Hunting for New Drugs with AI

The pharmaceutical industry is in a drug-discovery slump. How much can AI help?

THERE ARE MANY REASONS that promising drugs wash out during pharmaceutical development, and one of them is cytochrome P450. A set of enzymes mostly produced in the liver, CYP450, as it is commonly called, is involved in breaking down chemicals and preventing them from building up to dangerous levels in the bloodstream. Many experimental drugs, it turns out, inhibit the production of CYP450—a vexing side effect that can render such a drug toxic in humans.

Drug companies have long relied on conventional tools to try to predict whether a drug candidate will inhibit CYP450 in patients, such as by conducting chemical analyses in test tubes, looking at CYP450 interactions with better-understood drugs that have chemical similarities, and running tests on mice. But their predictions are wrong about a third of the time. In those cases, CYP450-related toxicity may come to light only during human trials, resulting in millions of dollars and years of effort going to waste. This costly inaccuracy can, at times, feel like “the bane of our existence,” says Saurabh Saha, senior vice president of research and development and translational medicine at Bristol-Myers Squibb.

Inefficiencies such as this one contribute to a larger problem: the $1-trillion global pharmaceutical industry has been in a drug development and productivity slide for at least two decades. Pharmaceutical companies are spending more and more—the 10 largest ones now pay nearly $80 billion a year—to come up with fewer and fewer successful drugs. Ten years ago every dollar invested in research and development saw a return of 10 cents; today it yields less than two cents. In part, that is because the drugs that are easiest to find and that safely and effectively treat common disorders have all been found; what is left is hunting for drugs that address problems with complex and elusive solutions and that would treat disorders affecting only tiny portions of the population—and thus could return far less in revenue.

On supporting science journalism

If you're enjoying this article, consider supporting our award-winning journalism by subscribing. By purchasing a subscription you are helping to ensure the future of impactful stories about the discoveries and ideas shaping our world today.

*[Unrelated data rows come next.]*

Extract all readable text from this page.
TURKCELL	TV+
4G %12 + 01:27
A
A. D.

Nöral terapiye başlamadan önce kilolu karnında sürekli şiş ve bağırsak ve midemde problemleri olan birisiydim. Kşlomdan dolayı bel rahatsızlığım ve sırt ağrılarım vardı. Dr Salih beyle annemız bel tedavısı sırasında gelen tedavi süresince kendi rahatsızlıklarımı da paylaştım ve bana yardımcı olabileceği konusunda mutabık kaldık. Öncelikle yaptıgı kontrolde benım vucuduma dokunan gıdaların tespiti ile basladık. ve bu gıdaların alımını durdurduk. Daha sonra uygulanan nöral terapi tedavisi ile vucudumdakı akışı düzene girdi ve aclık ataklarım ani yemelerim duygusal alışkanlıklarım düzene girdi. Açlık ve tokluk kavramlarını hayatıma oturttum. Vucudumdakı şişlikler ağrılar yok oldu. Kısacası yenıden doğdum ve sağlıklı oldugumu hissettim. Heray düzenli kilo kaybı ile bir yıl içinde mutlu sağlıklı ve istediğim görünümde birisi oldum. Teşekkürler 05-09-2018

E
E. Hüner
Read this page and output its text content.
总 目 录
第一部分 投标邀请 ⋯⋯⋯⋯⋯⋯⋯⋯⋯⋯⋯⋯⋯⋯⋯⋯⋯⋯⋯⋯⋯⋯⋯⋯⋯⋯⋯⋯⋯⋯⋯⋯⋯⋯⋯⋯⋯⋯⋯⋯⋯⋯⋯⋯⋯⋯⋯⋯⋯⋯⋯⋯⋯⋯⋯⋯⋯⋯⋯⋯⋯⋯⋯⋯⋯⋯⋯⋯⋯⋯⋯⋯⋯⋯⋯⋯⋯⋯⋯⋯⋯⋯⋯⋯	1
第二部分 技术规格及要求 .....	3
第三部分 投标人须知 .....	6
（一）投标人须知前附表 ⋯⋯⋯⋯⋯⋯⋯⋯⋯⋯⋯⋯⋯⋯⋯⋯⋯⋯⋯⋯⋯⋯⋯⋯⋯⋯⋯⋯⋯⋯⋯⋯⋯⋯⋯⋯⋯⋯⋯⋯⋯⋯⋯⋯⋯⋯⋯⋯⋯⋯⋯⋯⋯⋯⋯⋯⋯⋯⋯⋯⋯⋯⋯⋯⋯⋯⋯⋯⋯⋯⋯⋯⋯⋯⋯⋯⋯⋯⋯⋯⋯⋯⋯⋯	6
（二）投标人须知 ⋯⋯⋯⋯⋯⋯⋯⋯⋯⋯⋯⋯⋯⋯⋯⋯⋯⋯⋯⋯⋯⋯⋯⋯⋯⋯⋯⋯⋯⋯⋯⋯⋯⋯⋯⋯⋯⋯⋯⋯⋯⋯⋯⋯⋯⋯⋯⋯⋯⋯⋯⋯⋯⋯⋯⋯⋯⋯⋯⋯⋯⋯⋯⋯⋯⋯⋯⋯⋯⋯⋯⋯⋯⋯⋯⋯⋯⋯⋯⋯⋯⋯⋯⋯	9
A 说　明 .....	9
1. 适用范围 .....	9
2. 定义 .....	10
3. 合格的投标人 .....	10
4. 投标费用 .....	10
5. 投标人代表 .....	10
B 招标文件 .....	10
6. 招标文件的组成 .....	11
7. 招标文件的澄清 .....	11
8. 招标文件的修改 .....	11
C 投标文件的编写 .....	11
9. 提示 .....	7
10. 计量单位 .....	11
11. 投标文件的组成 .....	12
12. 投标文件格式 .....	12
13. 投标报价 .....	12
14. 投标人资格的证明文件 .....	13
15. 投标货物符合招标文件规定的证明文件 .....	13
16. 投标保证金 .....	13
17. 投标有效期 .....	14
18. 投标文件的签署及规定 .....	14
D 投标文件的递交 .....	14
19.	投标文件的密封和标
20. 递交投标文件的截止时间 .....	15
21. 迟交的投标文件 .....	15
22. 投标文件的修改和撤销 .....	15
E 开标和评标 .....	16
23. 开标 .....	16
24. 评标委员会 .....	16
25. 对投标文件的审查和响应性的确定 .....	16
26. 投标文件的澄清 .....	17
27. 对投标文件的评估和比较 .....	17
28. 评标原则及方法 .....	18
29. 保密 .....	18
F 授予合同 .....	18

Because finding new, successful drugs has become so much harder, the average cost of bringing one to market nearly doubled between 2003 and 2013 to $2.6 billion, according to the Tufts Center for the Study of Drug Development. These same challenges have increased the lab-to-market time line to 12 years, with 90 percent of drugs washing out in one of the phases of human trials.

It’s no wonder, then, that the industry is enthusiastic about artificial-intelligence tools for drug development. These tools do not work by having expert-developed analytical techniques programmed into them; rather users feed them sample problems (a molecule) and solutions (how the molecule ultimately behaves as a drug) so that the software can develop its own computational approaches for producing those same solutions.

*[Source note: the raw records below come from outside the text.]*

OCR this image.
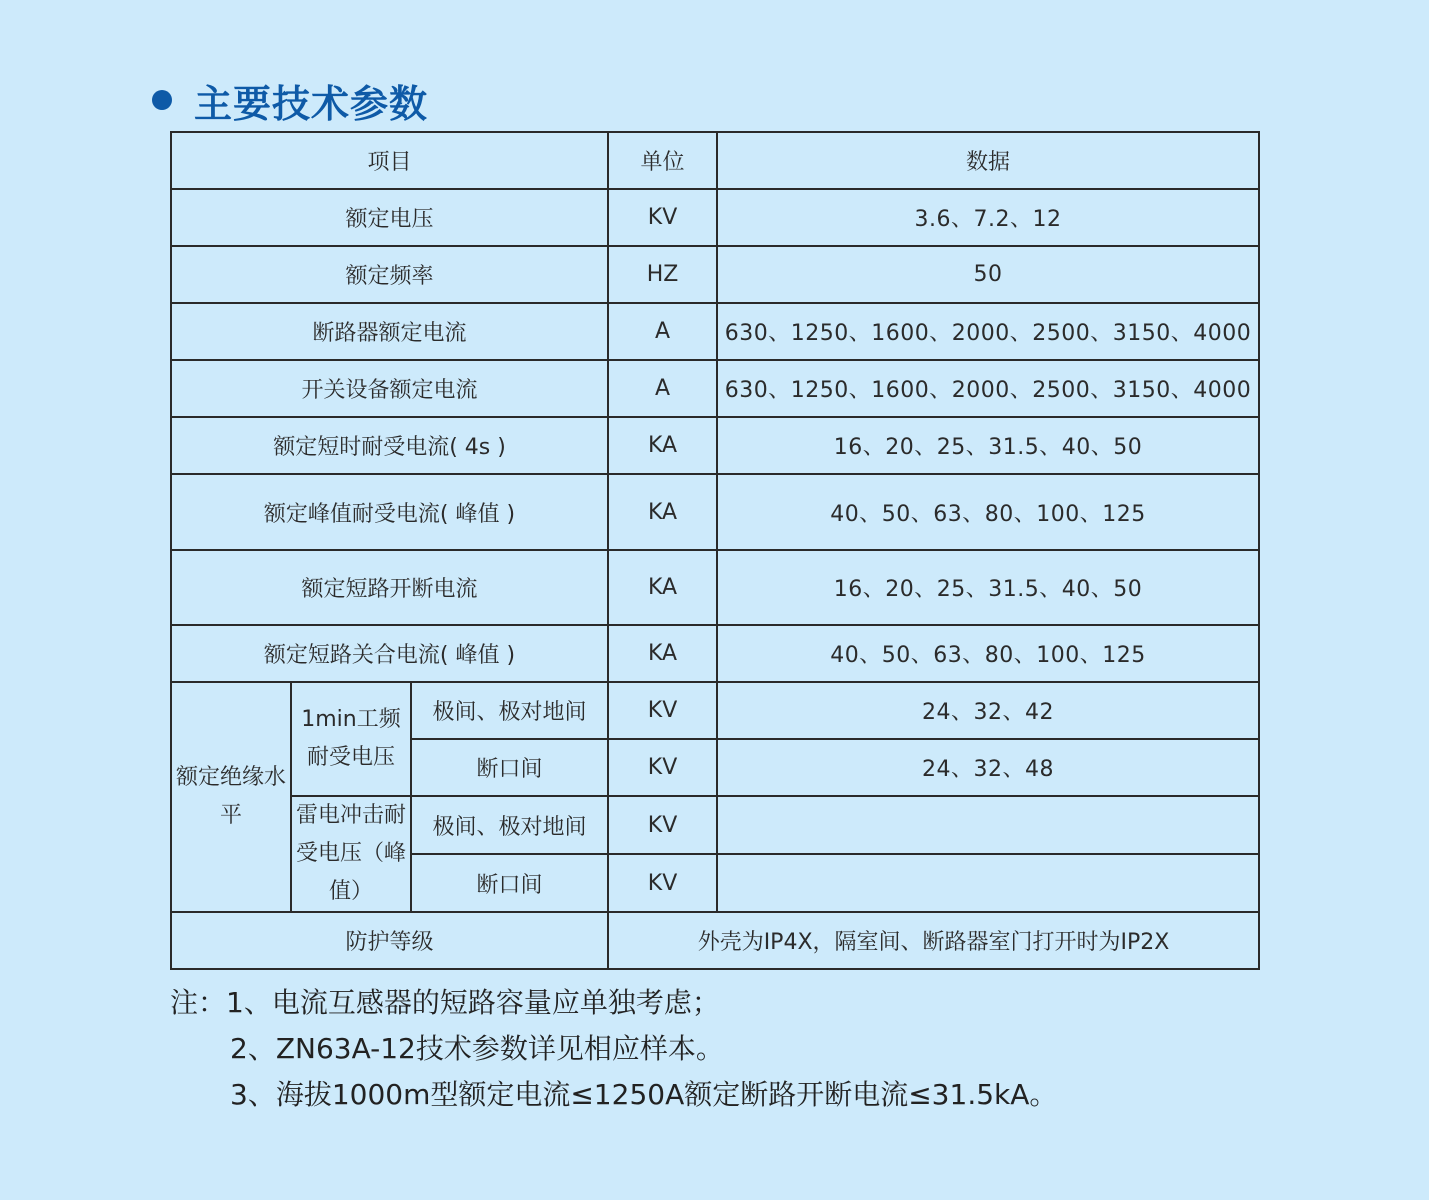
主要技术参数
项目			单位	数据
额定电压			KV	3.6、7.2、12
额定频率			HZ	50
断路器额定电流			A	630、1250、1600、2000、2500、3150、4000
开关设备额定电流			A	630、1250、1600、2000、2500、3150、4000
额定短时耐受电流( 4s )			KA	16、20、25、31.5、40、50
额定峰值耐受电流( 峰值 )			KA	40、50、63、80、100、125
额定短路开断电流			KA	16、20、25、31.5、40、50
额定短路关合电流( 峰值 )			KA	40、50、63、80、100、125
额定绝缘水平	1min工频耐受电压	极间、极对地间	KV	24、32、42
		断口间	KV	24、32、48
	雷电冲击耐受电压（峰值）	极间、极对地间	KV	
		断口间	KV	
防护等级			外壳为IP4X，隔室间、断路器室门打开时为IP2X	
注：1、电流互感器的短路容量应单独考虑；
2、ZN63A-12技术参数详见相应样本。
3、海拔1000m型额定电流≤1250A额定断路开断电流≤31.5kA。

Most AI-based drug-discovery applications take the form of a technique called machine learning, including a subset of the approach called deep learning. Most machine-learning programs can work with small data sets that are organized and labeled, whereas deep-learning programs can work with raw, unstructured data and require much larger volumes. Thus, a machine-learning program might learn to recognize the different features of a cell after being shown tens of thousands of examples of photographs of cells in which the parts are already labeled. A deep-learning version can figure out those parts on its own from unlabeled cell images, but it might need to look at a million of them to do it.

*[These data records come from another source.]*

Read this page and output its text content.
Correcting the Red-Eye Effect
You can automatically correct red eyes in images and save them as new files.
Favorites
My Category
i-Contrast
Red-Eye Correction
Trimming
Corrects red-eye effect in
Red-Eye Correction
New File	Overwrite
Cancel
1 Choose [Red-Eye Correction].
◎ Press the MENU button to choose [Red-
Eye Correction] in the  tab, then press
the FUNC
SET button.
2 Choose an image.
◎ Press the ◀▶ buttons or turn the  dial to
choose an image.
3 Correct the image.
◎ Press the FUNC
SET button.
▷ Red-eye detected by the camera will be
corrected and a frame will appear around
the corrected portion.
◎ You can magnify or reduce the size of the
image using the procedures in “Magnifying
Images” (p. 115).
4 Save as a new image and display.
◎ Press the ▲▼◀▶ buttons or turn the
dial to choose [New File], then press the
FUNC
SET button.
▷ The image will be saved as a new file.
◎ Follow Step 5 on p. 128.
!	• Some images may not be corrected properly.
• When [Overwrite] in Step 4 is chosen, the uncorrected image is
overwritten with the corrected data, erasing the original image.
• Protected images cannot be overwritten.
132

Many scientists in the field think that AI will ultimately improve drug development in several ways: by identifying more promising drug candidates; by raising the “hit rate,” or the percentage of candidates that make it through clinical trials and gain regulatory approval; and by speeding up the overall process. A machine-learning program recently deployed by Bristol-Myers Squibb, for instance, was trained to find patterns in data that correlate with CYP450 inhibition. Saha says the program boosted the accuracy of its CYP450 predictions to 95 percent—a sixfold reduction in the failure rate compared with conventional methods. These results help researchers quickly screen out potentially toxic drugs and focus instead on candidates that have a stronger shot at making it all the way through multiple human trials to U.S. Food and Drug Administration approval. “Where AI can make a huge difference is having drugs that fail early on, before we make all that investment in them,” says Vipin Gopal, chief data and analytics officer at Eli Lilly.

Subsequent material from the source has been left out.